Khan nous montre comment la réponse aux images décontextualisées de mort et de destruction peut se transformer. De plus en plus vécue comme une grande bataille du bien contre le mal, elle mute en une ambition de purification : il s’agit de se libérer de la menace de la contamination, viscéralement présente dans le corps de la « contrefaçon » qu’est le musulman chiite. La fascination de Khan pour la violence extrême n’est donc pas un simple excès. Elle est au cœur même de la mutation qui mène de l’humanitaire au djihad.

La gamification du djihad

Les actions menées en Syrie par feu Hussain continuaient d’être inspirées par la culture du hacker, et par sa recherche perpétuelle de l’exploit. Hussain se moquait des Américains, ses tweets évoquaient le jeu vidéo Call of Duty. Reyadd Khan et lui-même se félicitaient de concert du piratage de la carte de crédit d’un musicien de rap américain : les deux hommes se vantaient ainsi d’avoir utilisé l’argent pour acheter des pizzas, créant pour l’occasion un hashtag #ExtraCheese.

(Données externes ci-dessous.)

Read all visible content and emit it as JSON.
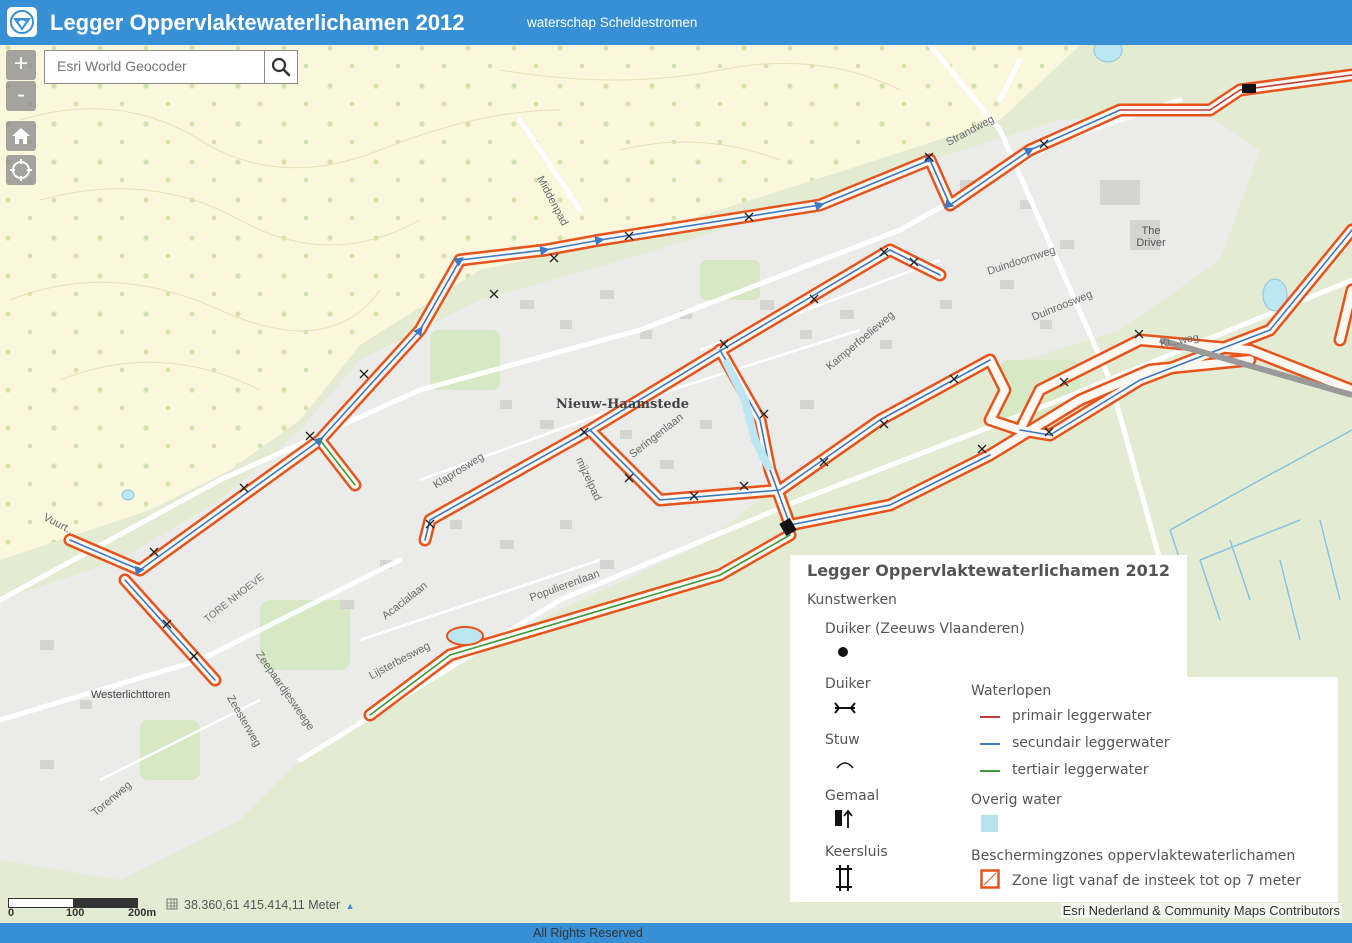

Son djihad est illustré par une image publiée sur Twitter dans laquelle quatre femmes occidentales armées des fusils AK47 sont assises sur le capot d’une BMW M5 volée. L’utopie s’inspire moins de Jannah (le paradis en islam) que de Gotham City ou de Grand Theft Auto.

Cette gamification est associée à une préméditation de la violence, où une sorte de dossier de presse est fourni aux médias avant l’événement lui-même. Cette pratique s’étend bien au-delà du djihadisme : on la retrouve chez Anders Breivik, qui avant de perpétrer son massacre en Norvège, avait publié sur Internet des images de lui-même habillé en templier, mais aussi chez les tireurs de Garland.

Ainsi, à travers la trajectoire de ces trois jeunes hommes, on mesure bien la modernité du djihad contemporain, et la dette qu’il a contractée envers l’imaginaire et le monde des médias. Dès lors, si nous voulons répondre de manière adéquate au mouvement des jeunes vers la Syrie, il faut d’abord comprendre une grammaire de plus en plus associée à l’expérience des médias sociaux.